People v Evans
2018 NY Slip Op 01962 [159 AD3d 1226]
March 22, 2018
Appellate Division, Third Department
Published by New York State Law Reporting Bureau pursuant to Judiciary Law § 431.
As corrected through Wednesday, May 2, 2018


[*1]
 The People of the State of New York, Respondent, v Robert Evans, Appellant.

Salvatore Adamo, Albany, for appellant.

Robert M. Carney, District Attorney, Schenectady (Gloria J. Sprague, Law Intern), for respondent.

Lynch, J. Appeal from a judgment of the County Court of Schenectady County (Loyola, J.), rendered September 9, 2015, convicting defendant upon his plea of guilty of the crime of criminal possession of a controlled substance in the fifth degree.

Defendant waived indictment and pleaded guilty to criminal possession of a controlled substance in the fifth degree as charged in a superior court information, pursuant to a plea agreement that included a waiver of appeal. He was thereafter sentenced, consistent with the agreement, to a jail term of six months and ordered to pay restitution. Defendant now appeals.

We affirm. Initially, as the People concede, defendant did not validly waive his right to appeal. While a waiver of appeal was recited by the People as a term of the plea agreement, County Court failed to engage in any related colloquy with defendant or explain the meaning of the right to appeal or appeal waiver, and did not ascertain that he had discussed it with counsel (see People v Lopez, 6 NY3d 248, 256 [2006]; People v Joseph PP., 153 AD3d 970, 971 [2017]; People v Buck, 136 AD3d 1117, 1118 [2016]). There was no written appeal waiver, and no further mention of it until after the sentence was imposed, when the court made a fleeting, belated reference to the waiver (see People v Leach, 26 NY3d 1154, 1156-1157 [2016]). Accordingly, we find that defendant did not validly waive his right to appeal (see People v Bradshaw, 18 NY3d 257, 264-265 [2011]; People v Lopez, 6 NY3d at 256).

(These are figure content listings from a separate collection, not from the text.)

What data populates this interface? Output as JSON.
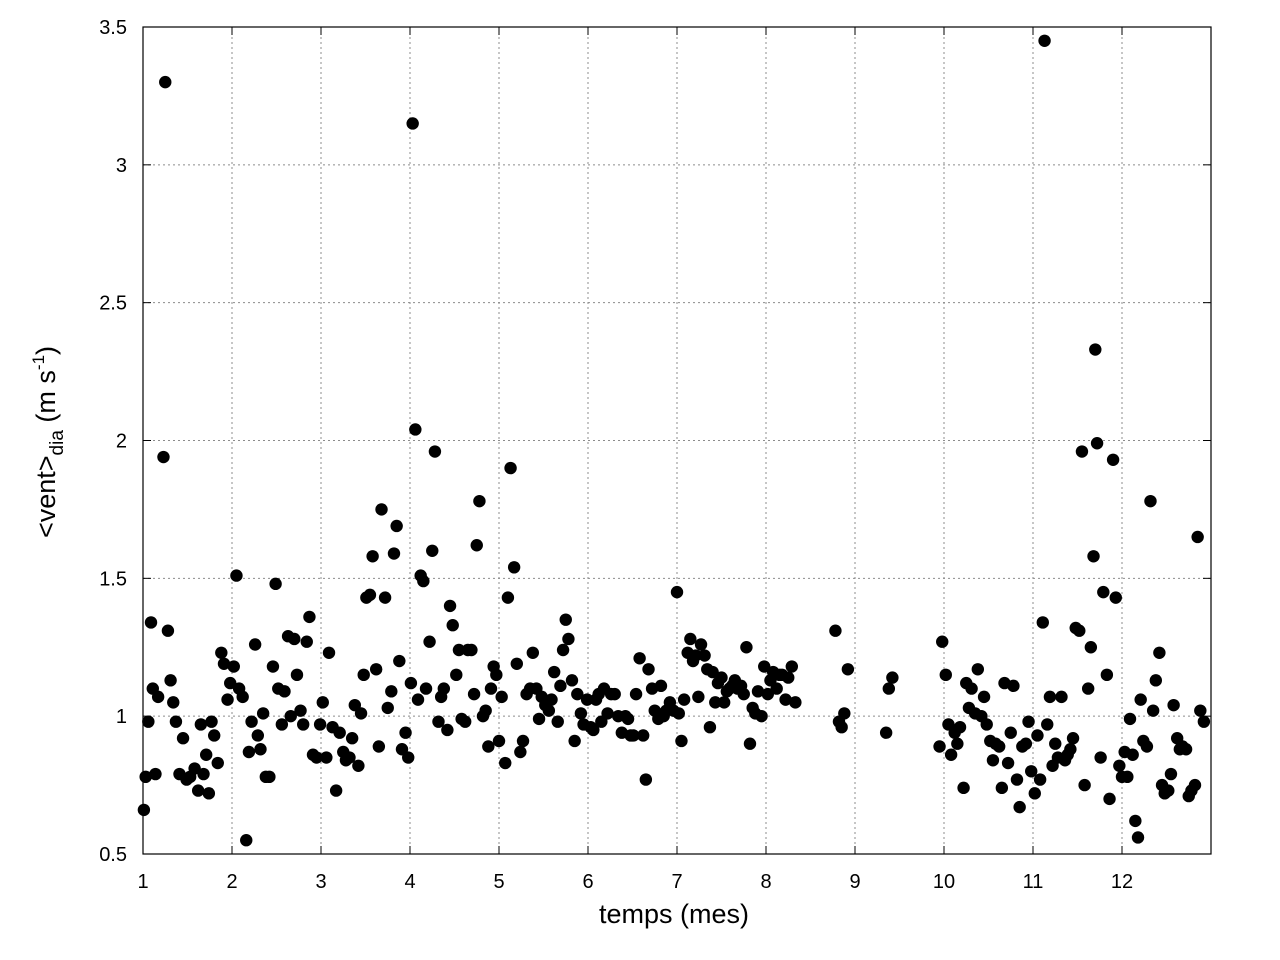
{
  "chart_data": {
    "type": "scatter",
    "title": "",
    "xlabel": "temps (mes)",
    "ylabel": {
      "main": "<vent>",
      "subscript": "dia",
      "unit_prefix": "(m s",
      "superscript": "-1",
      "unit_suffix": ")"
    },
    "xlim": [
      1,
      13
    ],
    "ylim": [
      0.5,
      3.5
    ],
    "x_ticks": [
      1,
      2,
      3,
      4,
      5,
      6,
      7,
      8,
      9,
      10,
      11,
      12
    ],
    "x_tick_labels": [
      "1",
      "2",
      "3",
      "4",
      "5",
      "6",
      "7",
      "8",
      "9",
      "10",
      "11",
      "12"
    ],
    "y_ticks": [
      0.5,
      1,
      1.5,
      2,
      2.5,
      3,
      3.5
    ],
    "y_tick_labels": [
      "0.5",
      "1",
      "1.5",
      "2",
      "2.5",
      "3",
      "3.5"
    ],
    "grid": true,
    "grid_style": "dotted",
    "legend": "none",
    "marker_color": "#000000",
    "points": [
      [
        1.01,
        0.66
      ],
      [
        1.03,
        0.78
      ],
      [
        1.06,
        0.98
      ],
      [
        1.09,
        1.34
      ],
      [
        1.11,
        1.1
      ],
      [
        1.14,
        0.79
      ],
      [
        1.17,
        1.07
      ],
      [
        1.23,
        1.94
      ],
      [
        1.25,
        3.3
      ],
      [
        1.28,
        1.31
      ],
      [
        1.31,
        1.13
      ],
      [
        1.34,
        1.05
      ],
      [
        1.37,
        0.98
      ],
      [
        1.41,
        0.79
      ],
      [
        1.45,
        0.92
      ],
      [
        1.49,
        0.77
      ],
      [
        1.53,
        0.78
      ],
      [
        1.58,
        0.81
      ],
      [
        1.62,
        0.73
      ],
      [
        1.65,
        0.97
      ],
      [
        1.68,
        0.79
      ],
      [
        1.71,
        0.86
      ],
      [
        1.74,
        0.72
      ],
      [
        1.77,
        0.98
      ],
      [
        1.8,
        0.93
      ],
      [
        1.84,
        0.83
      ],
      [
        1.88,
        1.23
      ],
      [
        1.91,
        1.19
      ],
      [
        1.95,
        1.06
      ],
      [
        1.98,
        1.12
      ],
      [
        2.02,
        1.18
      ],
      [
        2.05,
        1.51
      ],
      [
        2.08,
        1.1
      ],
      [
        2.12,
        1.07
      ],
      [
        2.16,
        0.55
      ],
      [
        2.19,
        0.87
      ],
      [
        2.22,
        0.98
      ],
      [
        2.26,
        1.26
      ],
      [
        2.29,
        0.93
      ],
      [
        2.32,
        0.88
      ],
      [
        2.35,
        1.01
      ],
      [
        2.38,
        0.78
      ],
      [
        2.42,
        0.78
      ],
      [
        2.46,
        1.18
      ],
      [
        2.49,
        1.48
      ],
      [
        2.52,
        1.1
      ],
      [
        2.56,
        0.97
      ],
      [
        2.59,
        1.09
      ],
      [
        2.63,
        1.29
      ],
      [
        2.66,
        1.0
      ],
      [
        2.7,
        1.28
      ],
      [
        2.73,
        1.15
      ],
      [
        2.77,
        1.02
      ],
      [
        2.8,
        0.97
      ],
      [
        2.84,
        1.27
      ],
      [
        2.87,
        1.36
      ],
      [
        2.91,
        0.86
      ],
      [
        2.95,
        0.85
      ],
      [
        2.99,
        0.97
      ],
      [
        3.02,
        1.05
      ],
      [
        3.06,
        0.85
      ],
      [
        3.09,
        1.23
      ],
      [
        3.13,
        0.96
      ],
      [
        3.17,
        0.73
      ],
      [
        3.21,
        0.94
      ],
      [
        3.25,
        0.87
      ],
      [
        3.28,
        0.84
      ],
      [
        3.32,
        0.85
      ],
      [
        3.35,
        0.92
      ],
      [
        3.38,
        1.04
      ],
      [
        3.42,
        0.82
      ],
      [
        3.45,
        1.01
      ],
      [
        3.48,
        1.15
      ],
      [
        3.51,
        1.43
      ],
      [
        3.55,
        1.44
      ],
      [
        3.58,
        1.58
      ],
      [
        3.62,
        1.17
      ],
      [
        3.65,
        0.89
      ],
      [
        3.68,
        1.75
      ],
      [
        3.72,
        1.43
      ],
      [
        3.75,
        1.03
      ],
      [
        3.79,
        1.09
      ],
      [
        3.82,
        1.59
      ],
      [
        3.85,
        1.69
      ],
      [
        3.88,
        1.2
      ],
      [
        3.91,
        0.88
      ],
      [
        3.95,
        0.94
      ],
      [
        3.98,
        0.85
      ],
      [
        4.01,
        1.12
      ],
      [
        4.03,
        3.15
      ],
      [
        4.06,
        2.04
      ],
      [
        4.09,
        1.06
      ],
      [
        4.12,
        1.51
      ],
      [
        4.15,
        1.49
      ],
      [
        4.18,
        1.1
      ],
      [
        4.22,
        1.27
      ],
      [
        4.25,
        1.6
      ],
      [
        4.28,
        1.96
      ],
      [
        4.32,
        0.98
      ],
      [
        4.35,
        1.07
      ],
      [
        4.38,
        1.1
      ],
      [
        4.42,
        0.95
      ],
      [
        4.45,
        1.4
      ],
      [
        4.48,
        1.33
      ],
      [
        4.52,
        1.15
      ],
      [
        4.55,
        1.24
      ],
      [
        4.58,
        0.99
      ],
      [
        4.62,
        0.98
      ],
      [
        4.65,
        1.24
      ],
      [
        4.69,
        1.24
      ],
      [
        4.72,
        1.08
      ],
      [
        4.75,
        1.62
      ],
      [
        4.78,
        1.78
      ],
      [
        4.82,
        1.0
      ],
      [
        4.85,
        1.02
      ],
      [
        4.88,
        0.89
      ],
      [
        4.91,
        1.1
      ],
      [
        4.94,
        1.18
      ],
      [
        4.97,
        1.15
      ],
      [
        5.0,
        0.91
      ],
      [
        5.03,
        1.07
      ],
      [
        5.07,
        0.83
      ],
      [
        5.1,
        1.43
      ],
      [
        5.13,
        1.9
      ],
      [
        5.17,
        1.54
      ],
      [
        5.2,
        1.19
      ],
      [
        5.24,
        0.87
      ],
      [
        5.27,
        0.91
      ],
      [
        5.31,
        1.08
      ],
      [
        5.35,
        1.1
      ],
      [
        5.38,
        1.23
      ],
      [
        5.42,
        1.1
      ],
      [
        5.45,
        0.99
      ],
      [
        5.48,
        1.07
      ],
      [
        5.52,
        1.04
      ],
      [
        5.56,
        1.02
      ],
      [
        5.59,
        1.06
      ],
      [
        5.62,
        1.16
      ],
      [
        5.66,
        0.98
      ],
      [
        5.69,
        1.11
      ],
      [
        5.72,
        1.24
      ],
      [
        5.75,
        1.35
      ],
      [
        5.78,
        1.28
      ],
      [
        5.82,
        1.13
      ],
      [
        5.85,
        0.91
      ],
      [
        5.88,
        1.08
      ],
      [
        5.92,
        1.01
      ],
      [
        5.95,
        0.97
      ],
      [
        5.99,
        1.06
      ],
      [
        6.03,
        0.96
      ],
      [
        6.06,
        0.95
      ],
      [
        6.09,
        1.06
      ],
      [
        6.12,
        1.08
      ],
      [
        6.15,
        0.98
      ],
      [
        6.18,
        1.1
      ],
      [
        6.22,
        1.01
      ],
      [
        6.26,
        1.08
      ],
      [
        6.3,
        1.08
      ],
      [
        6.34,
        1.0
      ],
      [
        6.38,
        0.94
      ],
      [
        6.42,
        1.0
      ],
      [
        6.45,
        0.99
      ],
      [
        6.48,
        0.93
      ],
      [
        6.51,
        0.93
      ],
      [
        6.54,
        1.08
      ],
      [
        6.58,
        1.21
      ],
      [
        6.62,
        0.93
      ],
      [
        6.65,
        0.77
      ],
      [
        6.68,
        1.17
      ],
      [
        6.72,
        1.1
      ],
      [
        6.75,
        1.02
      ],
      [
        6.79,
        0.99
      ],
      [
        6.82,
        1.11
      ],
      [
        6.85,
        1.0
      ],
      [
        6.88,
        1.02
      ],
      [
        6.92,
        1.05
      ],
      [
        6.96,
        1.02
      ],
      [
        7.0,
        1.45
      ],
      [
        7.02,
        1.01
      ],
      [
        7.05,
        0.91
      ],
      [
        7.08,
        1.06
      ],
      [
        7.12,
        1.23
      ],
      [
        7.15,
        1.28
      ],
      [
        7.18,
        1.2
      ],
      [
        7.21,
        1.22
      ],
      [
        7.24,
        1.07
      ],
      [
        7.27,
        1.26
      ],
      [
        7.31,
        1.22
      ],
      [
        7.34,
        1.17
      ],
      [
        7.37,
        0.96
      ],
      [
        7.4,
        1.16
      ],
      [
        7.43,
        1.05
      ],
      [
        7.46,
        1.12
      ],
      [
        7.5,
        1.14
      ],
      [
        7.53,
        1.05
      ],
      [
        7.56,
        1.09
      ],
      [
        7.59,
        1.1
      ],
      [
        7.62,
        1.11
      ],
      [
        7.65,
        1.13
      ],
      [
        7.68,
        1.1
      ],
      [
        7.72,
        1.11
      ],
      [
        7.75,
        1.08
      ],
      [
        7.78,
        1.25
      ],
      [
        7.82,
        0.9
      ],
      [
        7.85,
        1.03
      ],
      [
        7.88,
        1.01
      ],
      [
        7.91,
        1.09
      ],
      [
        7.95,
        1.0
      ],
      [
        7.98,
        1.18
      ],
      [
        8.02,
        1.08
      ],
      [
        8.05,
        1.13
      ],
      [
        8.08,
        1.16
      ],
      [
        8.12,
        1.1
      ],
      [
        8.15,
        1.15
      ],
      [
        8.18,
        1.15
      ],
      [
        8.22,
        1.06
      ],
      [
        8.25,
        1.14
      ],
      [
        8.29,
        1.18
      ],
      [
        8.33,
        1.05
      ],
      [
        8.78,
        1.31
      ],
      [
        8.82,
        0.98
      ],
      [
        8.85,
        0.96
      ],
      [
        8.88,
        1.01
      ],
      [
        8.92,
        1.17
      ],
      [
        9.35,
        0.94
      ],
      [
        9.38,
        1.1
      ],
      [
        9.42,
        1.14
      ],
      [
        9.95,
        0.89
      ],
      [
        9.98,
        1.27
      ],
      [
        10.02,
        1.15
      ],
      [
        10.05,
        0.97
      ],
      [
        10.08,
        0.86
      ],
      [
        10.12,
        0.94
      ],
      [
        10.15,
        0.9
      ],
      [
        10.18,
        0.96
      ],
      [
        10.22,
        0.74
      ],
      [
        10.25,
        1.12
      ],
      [
        10.28,
        1.03
      ],
      [
        10.31,
        1.1
      ],
      [
        10.35,
        1.01
      ],
      [
        10.38,
        1.17
      ],
      [
        10.42,
        1.0
      ],
      [
        10.45,
        1.07
      ],
      [
        10.48,
        0.97
      ],
      [
        10.52,
        0.91
      ],
      [
        10.55,
        0.84
      ],
      [
        10.58,
        0.9
      ],
      [
        10.62,
        0.89
      ],
      [
        10.65,
        0.74
      ],
      [
        10.68,
        1.12
      ],
      [
        10.72,
        0.83
      ],
      [
        10.75,
        0.94
      ],
      [
        10.78,
        1.11
      ],
      [
        10.82,
        0.77
      ],
      [
        10.85,
        0.67
      ],
      [
        10.88,
        0.89
      ],
      [
        10.92,
        0.9
      ],
      [
        10.95,
        0.98
      ],
      [
        10.98,
        0.8
      ],
      [
        11.02,
        0.72
      ],
      [
        11.05,
        0.93
      ],
      [
        11.08,
        0.77
      ],
      [
        11.11,
        1.34
      ],
      [
        11.13,
        3.45
      ],
      [
        11.16,
        0.97
      ],
      [
        11.19,
        1.07
      ],
      [
        11.22,
        0.82
      ],
      [
        11.25,
        0.9
      ],
      [
        11.28,
        0.85
      ],
      [
        11.32,
        1.07
      ],
      [
        11.36,
        0.84
      ],
      [
        11.39,
        0.86
      ],
      [
        11.42,
        0.88
      ],
      [
        11.45,
        0.92
      ],
      [
        11.48,
        1.32
      ],
      [
        11.52,
        1.31
      ],
      [
        11.55,
        1.96
      ],
      [
        11.58,
        0.75
      ],
      [
        11.62,
        1.1
      ],
      [
        11.65,
        1.25
      ],
      [
        11.68,
        1.58
      ],
      [
        11.7,
        2.33
      ],
      [
        11.72,
        1.99
      ],
      [
        11.76,
        0.85
      ],
      [
        11.79,
        1.45
      ],
      [
        11.83,
        1.15
      ],
      [
        11.86,
        0.7
      ],
      [
        11.9,
        1.93
      ],
      [
        11.93,
        1.43
      ],
      [
        11.97,
        0.82
      ],
      [
        12.0,
        0.78
      ],
      [
        12.03,
        0.87
      ],
      [
        12.06,
        0.78
      ],
      [
        12.09,
        0.99
      ],
      [
        12.12,
        0.86
      ],
      [
        12.15,
        0.62
      ],
      [
        12.18,
        0.56
      ],
      [
        12.21,
        1.06
      ],
      [
        12.24,
        0.91
      ],
      [
        12.28,
        0.89
      ],
      [
        12.32,
        1.78
      ],
      [
        12.35,
        1.02
      ],
      [
        12.38,
        1.13
      ],
      [
        12.42,
        1.23
      ],
      [
        12.45,
        0.75
      ],
      [
        12.48,
        0.72
      ],
      [
        12.52,
        0.73
      ],
      [
        12.55,
        0.79
      ],
      [
        12.58,
        1.04
      ],
      [
        12.62,
        0.92
      ],
      [
        12.65,
        0.88
      ],
      [
        12.68,
        0.89
      ],
      [
        12.72,
        0.88
      ],
      [
        12.75,
        0.71
      ],
      [
        12.78,
        0.73
      ],
      [
        12.82,
        0.75
      ],
      [
        12.85,
        1.65
      ],
      [
        12.88,
        1.02
      ],
      [
        12.92,
        0.98
      ]
    ]
  }
}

[*2] Defendant's challenge to his guilty plea as involuntary, like his claim that he received ineffective assistance of counsel, was not preserved by a postallocution motion to withdraw his plea, despite an opportunity to do so (see CPL 220.60 [3]; People v Williams, 27 NY3d 212, 219-222 [2016]; People v Evans, 156 AD3d 1246, 1247 [2017]; People v Chaires, 150 AD3d 1326, 1327 [2017], lv denied 29 NY3d 1124 [2017]). Further, the record does not reflect that defendant made any statements that triggered the narrow exception to the preservation requirement (see People v Lopez, 71 NY2d 662, 665-666 [1988]; People v Beverly, 140 AD3d 1400, 1401 [2016], lv denied 28 NY3d 927 [2016]) or brought to the court's attention any claimed deficiencies in counsel's representation (see People v Evans, 156 AD3d at 1247). In any event, his contention that he was not adequately advised of the rights that were forfeited by the guilty plea is belied by the record, which reflects that County Court informed him of the plea terms and consequences and the rights that he was forgoing, including the right to a jury trial and to confront witnesses (see People v Sougou, 26 NY3d 1052, 1054 [2015]). Thus, were we to address this claim, we would find that defendant's plea was "a knowing, voluntary and intelligent choice among alternative courses of action" (People v Conceicao, 26 NY3d 375, 382 [2015] [citation omitted]). Further, defendant's challenge to the agreed-upon jail sentence as harsh and excessive is moot, given that he served that sentence during the pendency of this appeal (see People v Jones, 139 AD3d 1237, 1238 [2016], lv denied 28 NY3d 932 [2016]; People v Cancer, 132 AD3d 1019, 1020 [2015]).

To the extent that defendant's claims, including those directed at counsel's failure to file a motion to withdraw his guilty plea, are premised upon matters outside of the record on appeal, they are more properly considered in a CPL article 440 motion (see People v Pringle, 155 AD3d 1085, 1086 [2017]; People v Chaires, 150 AD3d at 1327-1328).

Garry, P.J., Egan Jr., Rumsey and Pritzker, JJ., concur. Ordered that the judgment is affirmed.